The action I consider vital for the Government is to conduct research and build a robust evidence base before bringing any additional measures forward, such as those outlined in Amendment 276, which would impose a duty on the Secretary of State to make regulations requiring tobacco manufacturers to print health warnings on individual cigarettes and rolling papers. This evidence-base principle also applies before raising a proposal, even through a consultation such as that outlined in the requirement in Amendment 270 to consult on raising the age of sale.
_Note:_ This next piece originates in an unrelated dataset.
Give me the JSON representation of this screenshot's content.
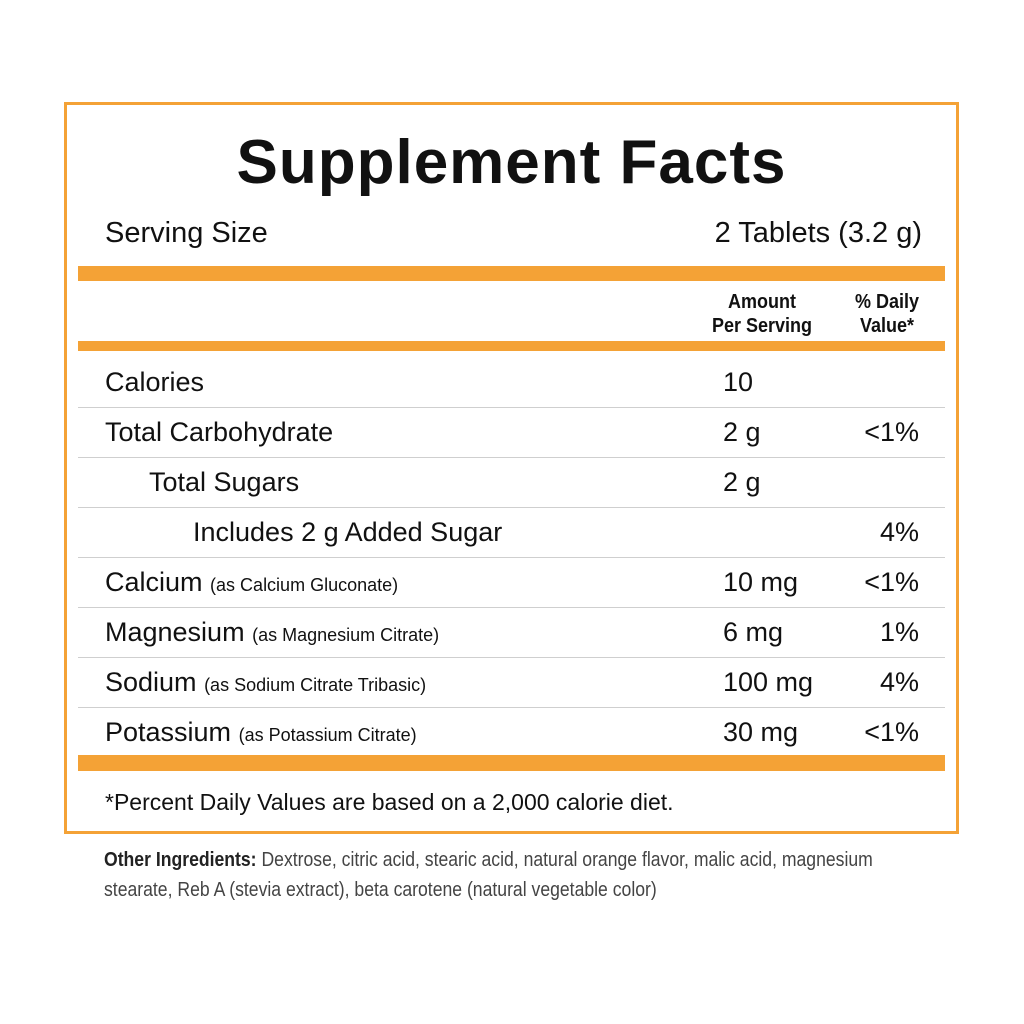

Several amendments that have been put forward by noble Lords are not required, because relevant legislation is already in place. For example, legislation is already in place that prohibits the sale of tobacco and e-cigarettes to under-18s, including proxy sales, as outlined in Amendment 271, and provision to enable this to be extended to all nicotine products. While we support proposals further to protect young people from these products, we do not have the evidence base at present to suggest that free distribution is a widespread problem. We challenged the industry on this, and it claimed that it is targeting only smokers who are over 18 when it gives free samples. Whatever one may say about that, there would undoubtedly be reputational damage to businesses if they did give out samples to minors. I am sure that evidence in this area will be gratefully received by the department.

When looking at further regulation of e-cigarettes, we need to assess which policies provide us with the best opportunities to reach our bold Smokefree 2030 ambition. Once we have fully considered the evidence, the most ambitious policies will be included in a new tobacco control plan. I do not in the least intend to sound complacent, but it is worth noting that in 2018 regular use of e-cigarettes among 11 to 15 year-olds remained very low, at 2%.

The noble Baroness, Lady Finlay, referred to nicotine pouches. There are existing powers in the Children and Families Act 2014 which allow us to extend the age-of-sale restrictions to include any nicotine products, such as nicotine pouches, so the proposed new clause is not strictly needed in relation to sales.

We recognise the need to address disparities in smoking across the country and we are committed to helping people quit smoking and to levelling up outcomes, as referenced in the recent levelling-up White Paper. There is already a lot of good work going on within both the NHS and local authorities in this area, but it is a theme that we will be developing in our tobacco control plan.